While ethical standards are clearly necessary and needed, I find it hard to believe that we’re dependent on universities to identify them. Undergraduates need behavioral psychology classes as much as they need ethics classes, so that they might better forecast the ramifications of what they break. If we want to improve our relationship with technology, we can start by orienting product goals around human empowerment, rather than driving dependent behavior.
An enlightened approach to design
So how might we build social responsibility into our design methodologies in a way that’s compatible with the motivations of investors? We can start by identifying the limitations of our methodologies and bring the work closer to the end user, empowering them to participate in the next evolution of consumer technology.
In a public lecture on ethics and technology at the World Intellectual Property Organization (WIPO), Australian moral philosopher, Peter Singer said this:
“We shouldn’t assume that evolution is guided by some kind of providence to reach the best ethical outcomes. We could imagine better outcomes: more intelligent, altruistic and compassionate humans, for example. Maybe that’s what we need to do to protect the future of humanity.”
In the 1960 and 70s, following waves of Western social and political reform, Scandinavian Unions developed a methodology called participatory design. It’s a familiar practice to planners and architects, who utilize it in the development of built environments, and is known in the US as co-op design. These methodologies were engendered by the social movements of that era, that argued involving people more directly in the design process would produce the best outcomes, both for the business of the project and its end user.

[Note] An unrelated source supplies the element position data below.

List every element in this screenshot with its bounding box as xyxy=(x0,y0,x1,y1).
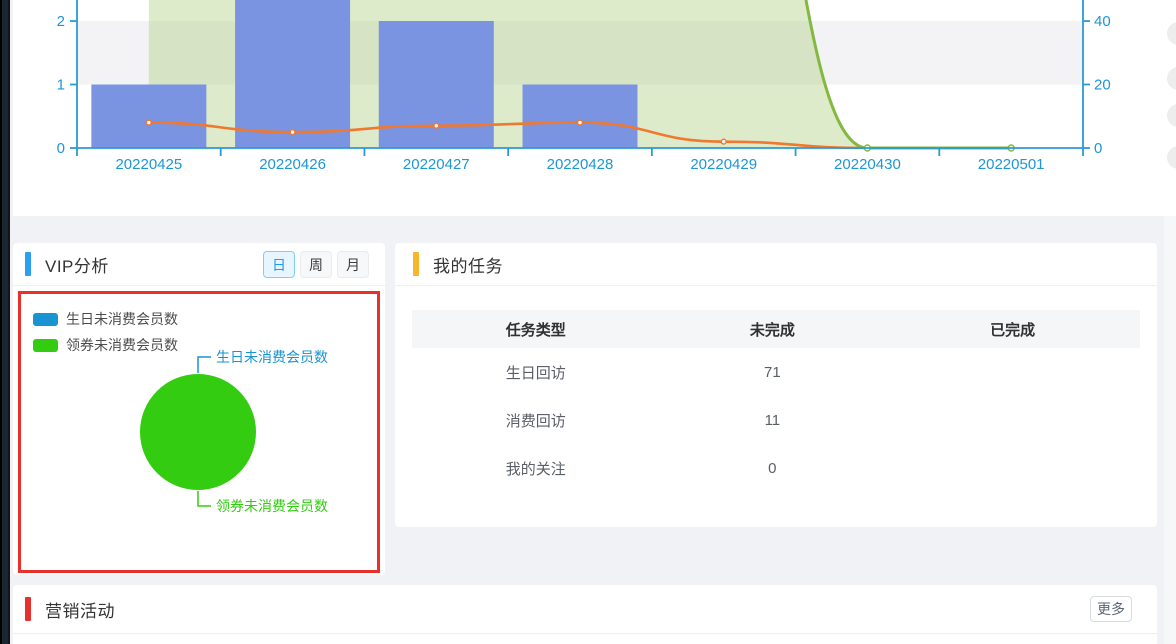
data-point xyxy=(145,119,152,126)
axis-label: 20220425 xyxy=(115,156,182,173)
axis-label: 40 xyxy=(1094,13,1111,30)
bar xyxy=(235,0,351,148)
axis-label: 20220430 xyxy=(834,156,901,173)
section-accent-icon xyxy=(25,597,31,621)
table-row: 消费回访 11 xyxy=(412,396,1140,444)
data-point xyxy=(289,129,296,136)
marketing-card: 营销活动 更多 xyxy=(13,585,1157,644)
axis-label: 0 xyxy=(57,140,65,157)
pie-callout-label: 生日未消费会员数 xyxy=(216,349,328,365)
trend-chart-card: 0 1 2 0 20 40 20220425 20220426 20220427 20220428… xyxy=(13,0,1176,216)
table-cell: 生日回访 xyxy=(505,364,566,382)
axis-label: 20220426 xyxy=(259,156,326,173)
axis-label: 2 xyxy=(57,13,65,30)
bar xyxy=(522,84,638,148)
section-title: 营销活动 xyxy=(45,601,115,621)
table-cell: 我的关注 xyxy=(505,460,566,478)
axis-label: 20 xyxy=(1094,77,1111,94)
trend-chart[interactable]: 0120204020220425 20220426 20220427 20220428… xyxy=(13,0,1176,216)
section-title: 我的任务 xyxy=(433,256,503,276)
table-cell: 0 xyxy=(768,459,777,477)
axis-label: 20220427 xyxy=(403,156,470,173)
table-cell: 消费回访 xyxy=(505,412,566,430)
pie-callout-label: 领券未消费会员数 xyxy=(216,498,328,514)
more-button[interactable]: 更多 xyxy=(1090,596,1132,622)
axis-label: 1 xyxy=(57,77,65,94)
axis-label: 20220501 xyxy=(978,156,1045,173)
data-point xyxy=(576,119,584,126)
data-point xyxy=(720,138,727,145)
callout-line xyxy=(197,491,211,507)
my-tasks-card: 我的任务 任务类型 未完成 已完成生日回访 71 消费回访 11 我的关注 0 xyxy=(395,243,1157,527)
table-row: 生日回访 71 xyxy=(412,348,1140,396)
column-header: 已完成 xyxy=(990,321,1036,339)
callout-line xyxy=(197,356,211,373)
sidebar-edge xyxy=(0,0,10,644)
vip-pie-chart[interactable]: 生日未消费会员数领券未消费会员数 xyxy=(13,243,385,575)
column-header: 未完成 xyxy=(749,321,795,339)
table-cell: 11 xyxy=(764,411,781,429)
bar xyxy=(91,84,207,148)
tasks-title-row: 我的任务 xyxy=(395,243,1157,286)
table-header-row: 任务类型 未完成 已完成 xyxy=(412,310,1140,348)
table-row: 我的关注 0 xyxy=(412,444,1140,492)
tasks-table: 任务类型 未完成 已完成生日回访 71 消费回访 11 我的关注 0 xyxy=(412,310,1140,492)
section-accent-icon xyxy=(413,252,419,276)
axis-label: 20220428 xyxy=(547,156,614,173)
pie-slice xyxy=(140,374,256,490)
axis-label: 20220429 xyxy=(690,156,757,173)
table-cell: 71 xyxy=(764,363,781,381)
scrollbar-track[interactable] xyxy=(1164,216,1176,644)
data-point xyxy=(433,122,440,129)
vip-analysis-card: VIP分析 日周月 生日未消费会员数 领券未消费会员数 生日未消费会员数 领券未消费… xyxy=(13,243,385,575)
marketing-title-row: 营销活动 更多 xyxy=(13,585,1157,634)
axis-label: 0 xyxy=(1094,140,1102,157)
column-header: 任务类型 xyxy=(505,321,566,339)
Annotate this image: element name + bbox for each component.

Unlike user-centered design, participatory design evolved out of a desire to democratize placemaking. It turned design into a community initiative led by multiple stakeholders, and powered by community participation, growth, and regeneration. Under a framework like this, design becomes a learning mechanism for building meaningful relationships, and makes knowledge accessible by allowing complete transparency in communication and decision making. It’s impactful in practice, and in output. It demystifies the process of design by welcoming diverse perspectives into a fluid process that respects human agency, curiosity, and community.
Imagining better outcomes
The forces at work here and the conflicting motivations of innovators and investors make all of this far from a trivial change. The first and most obvious conflict is that innovation is expensive, and earning a degree to be knowledgeable about innovation is usually expensive, but also profoundly profitable. Which means there’s this gravitational pull between tech and venture capitalism, but ultimately tech is more affected by the forces of profitability than it is by cultural or social factors, which is where I think the responsibility of designers enters. Design keeps technology and finance from crashing into one another by caring about those human questions.
It’s clear that profit is not the same as success. Profoundly profitable businesses fail all the time when they don’t care about their impact. US banks in 2008 are a prime example. So what difference does it make if occasionally I run at a monetary deficit if I have a consistent impact surplus? I’m not an economist, but surely the cumulative cost of these mistakes begs the question: how safe is it to let technology be led by private interests when a business or product can appear to be successful, but utterly fail to serve the needs and wellbeing of people, small businesses, the environment, and our politics?
We can’t afford to wait for anyone to tell us, but all technology could be markedly improved by doing as Peter Singer urges: to simply imagine more intelligent, altruistic, and compassionate humans, and design for their needs, rather than the needs of those who probably don’t even use the technology in the first place.